Juiz condena ex-deputado por sonegar Imposto de Renda


LAÍCE SOUZA
DO MIDIAJUR
O ex-deputado federal Lino Rossi (PP) foi condenado pela Justiça Federal por crime contra a ordem tributária. O ex-parlamentar, segundo a sentença, omitiu diversos rendimentos recebidos em suas contas bancárias, nos anos de 2004 e 2005. 

A decisão é do juiz federal substituto, da 5ª Vara de Cuiabá, Fábio Henrique Rodrigues de Moraes Fiorenza.

O magistrado condenou o ex-deputado a três anos, três meses e 26 dias de reclusão, a serem cumpridas, inicialmente, no regime aberto. 

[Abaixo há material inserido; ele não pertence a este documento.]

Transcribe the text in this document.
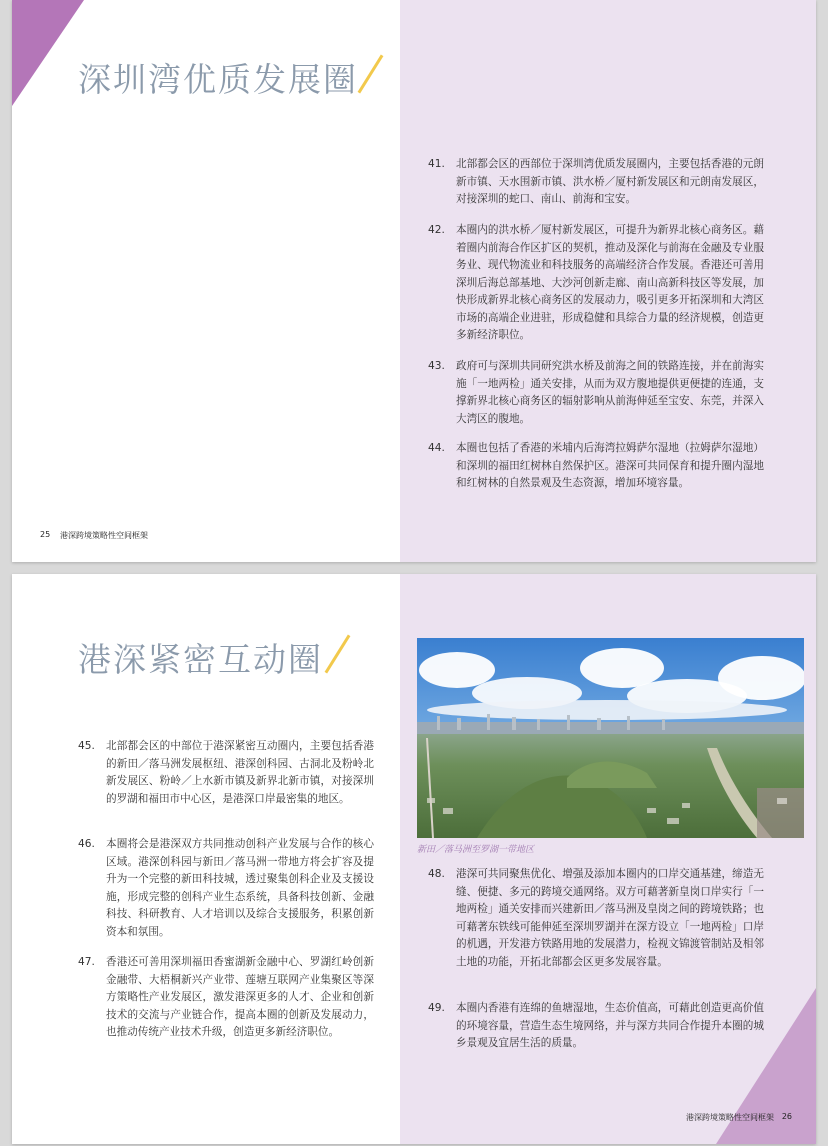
深圳湾优质发展圈
25 港深跨境策略性空间框架
41.	北部都会区的西部位于深圳湾优质发展圈内，主要包括香港的元朗新市镇、天水围新市镇、洪水桥／厦村新发展区和元朗南发展区，对接深圳的蛇口、南山、前海和宝安。
42.	本圈内的洪水桥／厦村新发展区，可提升为新界北核心商务区。藉着圈内前海合作区扩区的契机，推动及深化与前海在金融及专业服务业、现代物流业和科技服务的高端经济合作发展。香港还可善用深圳后海总部基地、大沙河创新走廊、南山高新科技区等发展，加快形成新界北核心商务区的发展动力，吸引更多开拓深圳和大湾区市场的高端企业进驻，形成稳健和具综合力量的经济规模，创造更多新经济职位。
43.	政府可与深圳共同研究洪水桥及前海之间的铁路连接，并在前海实施「一地两检」通关安排，从而为双方腹地提供更便捷的连通，支撑新界北核心商务区的辐射影响从前海伸延至宝安、东莞，并深入大湾区的腹地。
44.	本圈也包括了香港的米埔内后海湾拉姆萨尔湿地（拉姆萨尔湿地）和深圳的福田红树林自然保护区。港深可共同保育和提升圈内湿地和红树林的自然景观及生态资源，增加环境容量。
港深紧密互动圈
45.	北部都会区的中部位于港深紧密互动圈内，主要包括香港的新田／落马洲发展枢纽、港深创科园、古洞北及粉岭北新发展区、粉岭／上水新市镇及新界北新市镇，对接深圳的罗湖和福田市中心区，是港深口岸最密集的地区。
46.	本圈将会是港深双方共同推动创科产业发展与合作的核心区域。港深创科园与新田／落马洲一带地方将会扩容及提升为一个完整的新田科技城，透过聚集创科企业及支援设施，形成完整的创科产业生态系统，具备科技创新、金融科技、科研教育、人才培训以及综合支援服务，积累创新资本和氛围。
47.	香港还可善用深圳福田香蜜湖新金融中心、罗湖红岭创新金融带、大梧桐新兴产业带、莲塘互联网产业集聚区等深方策略性产业发展区，激发港深更多的人才、企业和创新技术的交流与产业链合作，提高本圈的创新及发展动力，也推动传统产业技术升级，创造更多新经济职位。
新田／落马洲至罗湖一带地区
48.	港深可共同聚焦优化、增强及添加本圈内的口岸交通基建，缔造无缝、便捷、多元的跨境交通网络。双方可藉著新皇岗口岸实行「一地两检」通关安排而兴建新田／落马洲及皇岗之间的跨境铁路；也可藉著东铁线可能伸延至深圳罗湖并在深方设立「一地两检」口岸的机遇，开发港方铁路用地的发展潜力，检视文锦渡管制站及相邻土地的功能，开拓北部都会区更多发展容量。
49.	本圈内香港有连绵的鱼塘湿地，生态价值高，可藉此创造更高价值的环境容量，营造生态生境网络，并与深方共同合作提升本圈的城乡景观及宜居生活的质量。
港深跨境策略性空间框架 26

A pena foi substituída por duas penas restritivas de direito. Ele deverá prestar serviços à comunidade, além de pagar uma prestação pecuniária cujo valor ainda será determinado pelo juiz.

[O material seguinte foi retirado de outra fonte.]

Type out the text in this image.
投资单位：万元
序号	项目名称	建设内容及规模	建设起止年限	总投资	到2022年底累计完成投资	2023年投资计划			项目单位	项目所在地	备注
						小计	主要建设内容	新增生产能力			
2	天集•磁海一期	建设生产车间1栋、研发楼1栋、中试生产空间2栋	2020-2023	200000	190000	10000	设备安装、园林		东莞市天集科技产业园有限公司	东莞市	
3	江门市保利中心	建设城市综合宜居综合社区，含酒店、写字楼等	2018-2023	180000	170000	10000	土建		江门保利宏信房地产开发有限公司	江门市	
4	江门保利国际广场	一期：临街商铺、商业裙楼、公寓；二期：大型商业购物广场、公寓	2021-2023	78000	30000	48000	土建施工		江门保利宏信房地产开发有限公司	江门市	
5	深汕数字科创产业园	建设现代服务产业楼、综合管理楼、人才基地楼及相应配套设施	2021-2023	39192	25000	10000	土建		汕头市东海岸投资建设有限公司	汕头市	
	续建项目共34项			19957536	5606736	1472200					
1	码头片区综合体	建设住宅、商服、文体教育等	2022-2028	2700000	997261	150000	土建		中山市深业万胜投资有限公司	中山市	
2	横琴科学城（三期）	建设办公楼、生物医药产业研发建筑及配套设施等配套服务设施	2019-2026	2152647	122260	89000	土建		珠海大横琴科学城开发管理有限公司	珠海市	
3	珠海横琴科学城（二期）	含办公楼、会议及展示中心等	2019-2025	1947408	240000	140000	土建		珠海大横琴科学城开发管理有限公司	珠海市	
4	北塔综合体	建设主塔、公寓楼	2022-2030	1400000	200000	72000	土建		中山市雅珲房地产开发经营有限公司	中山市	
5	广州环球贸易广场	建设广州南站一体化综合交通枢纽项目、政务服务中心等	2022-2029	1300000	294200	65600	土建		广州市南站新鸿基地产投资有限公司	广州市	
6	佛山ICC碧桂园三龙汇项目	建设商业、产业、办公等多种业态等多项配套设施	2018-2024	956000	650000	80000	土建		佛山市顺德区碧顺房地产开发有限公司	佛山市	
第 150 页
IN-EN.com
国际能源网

Rossi também deverá pagar R$ 160.771,53 pelo imposto de renda sonegado. A ação foi proposta pelo Ministério Público Federal, em abril de 2008.

O crime atribuído ao ex-deputado foi descoberto mediante procedimento fiscal iniciado com base no cruzamento de dados, entre as declarações de rendas e os valores de CPMF recolhidos por ele. 

Assim, a Receita Federal descobriu que, no decorrer de 2004, Rossi recebeu, em contas de sua titularidade, mantidas em três instituições bancárias, o montante de R$ 301.302,00, divididos em diversos depósitos, que foram omitidos em suas declarações do Imposto de Renda. O fato teria resultado na supressão de R$ 82.869,05 em tributos.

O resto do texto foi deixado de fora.